Haber Merkezi
Balıkesir’de dün akşam meydana gelen 6,2 büyüklüğündeki deprem, Türkiye’nin bir türlü çözülemeyen afet gerçeğini bir kez daha gözler önüne serdi. Depremle birlikte GSM hatları kilitlendi, iletişim kesildi. Enkazın, yangının ya da fırtınanın değil, yine “ihmalin” konuşulduğu bir tablo ortaya çıktı.

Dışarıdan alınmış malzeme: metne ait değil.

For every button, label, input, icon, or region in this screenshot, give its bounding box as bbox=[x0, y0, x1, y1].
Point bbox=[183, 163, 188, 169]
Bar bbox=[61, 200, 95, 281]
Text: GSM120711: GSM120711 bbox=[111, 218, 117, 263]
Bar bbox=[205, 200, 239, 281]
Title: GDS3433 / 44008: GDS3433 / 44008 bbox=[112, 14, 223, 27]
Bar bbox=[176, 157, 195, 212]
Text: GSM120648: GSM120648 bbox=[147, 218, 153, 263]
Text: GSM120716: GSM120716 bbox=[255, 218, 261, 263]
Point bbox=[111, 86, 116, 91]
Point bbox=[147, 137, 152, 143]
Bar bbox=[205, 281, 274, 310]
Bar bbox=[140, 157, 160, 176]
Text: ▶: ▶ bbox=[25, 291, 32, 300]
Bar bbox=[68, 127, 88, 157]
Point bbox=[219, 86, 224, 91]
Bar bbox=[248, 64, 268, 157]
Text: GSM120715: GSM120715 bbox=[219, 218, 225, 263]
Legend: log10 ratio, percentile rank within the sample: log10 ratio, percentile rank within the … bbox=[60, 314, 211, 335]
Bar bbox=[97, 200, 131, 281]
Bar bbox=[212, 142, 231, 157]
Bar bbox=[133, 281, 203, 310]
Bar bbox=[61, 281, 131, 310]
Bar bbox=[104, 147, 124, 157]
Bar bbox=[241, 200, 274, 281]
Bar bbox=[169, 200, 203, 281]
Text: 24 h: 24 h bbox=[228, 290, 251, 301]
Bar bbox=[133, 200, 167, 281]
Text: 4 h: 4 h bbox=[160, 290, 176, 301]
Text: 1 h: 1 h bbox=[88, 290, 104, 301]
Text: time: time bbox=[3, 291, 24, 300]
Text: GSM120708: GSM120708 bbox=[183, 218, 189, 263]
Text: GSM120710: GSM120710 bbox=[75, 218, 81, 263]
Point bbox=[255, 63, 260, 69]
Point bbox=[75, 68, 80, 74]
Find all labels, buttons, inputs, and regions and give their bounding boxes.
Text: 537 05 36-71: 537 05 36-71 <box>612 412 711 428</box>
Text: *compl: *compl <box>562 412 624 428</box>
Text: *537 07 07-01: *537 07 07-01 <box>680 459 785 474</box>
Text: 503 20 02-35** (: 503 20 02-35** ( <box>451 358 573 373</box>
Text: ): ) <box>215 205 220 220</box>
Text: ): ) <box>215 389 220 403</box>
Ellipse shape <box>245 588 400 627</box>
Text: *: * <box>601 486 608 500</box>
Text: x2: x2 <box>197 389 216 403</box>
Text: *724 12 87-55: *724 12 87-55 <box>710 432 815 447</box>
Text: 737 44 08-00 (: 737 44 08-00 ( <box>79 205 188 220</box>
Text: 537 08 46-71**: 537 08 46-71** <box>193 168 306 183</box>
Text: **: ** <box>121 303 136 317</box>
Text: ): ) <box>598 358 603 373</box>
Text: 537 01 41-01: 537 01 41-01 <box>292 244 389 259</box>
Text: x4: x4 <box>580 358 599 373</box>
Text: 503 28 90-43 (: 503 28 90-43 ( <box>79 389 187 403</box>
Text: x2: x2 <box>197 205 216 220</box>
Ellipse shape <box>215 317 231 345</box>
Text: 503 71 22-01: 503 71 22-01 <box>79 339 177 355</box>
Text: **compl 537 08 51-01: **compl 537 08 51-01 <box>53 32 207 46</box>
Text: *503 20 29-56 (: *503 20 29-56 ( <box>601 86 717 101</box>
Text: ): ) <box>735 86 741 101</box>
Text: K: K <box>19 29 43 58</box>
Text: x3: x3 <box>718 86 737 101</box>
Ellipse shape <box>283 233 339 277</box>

CHP Mersin Milletvekili Gülcan Kış, yaşanan iletişim felcini sert sözlerle eleştirdi. 23 Nisan İstanbul depreminde de aynı sorunun yaşandığını hatırlatan Gülcan Kış, o dönem Ulaştırma ve Altyapı Bakanı Abdulkadir Uraloğlu’na kapsamlı bir soru önergesi sunmuştu. Gülcan Kış, önergesinde “Deprem anında haberleşmenin çökmesi kabul edilemez. Bu, doğrudan can kaybına yol açabilecek bir zafiyettir” demişti.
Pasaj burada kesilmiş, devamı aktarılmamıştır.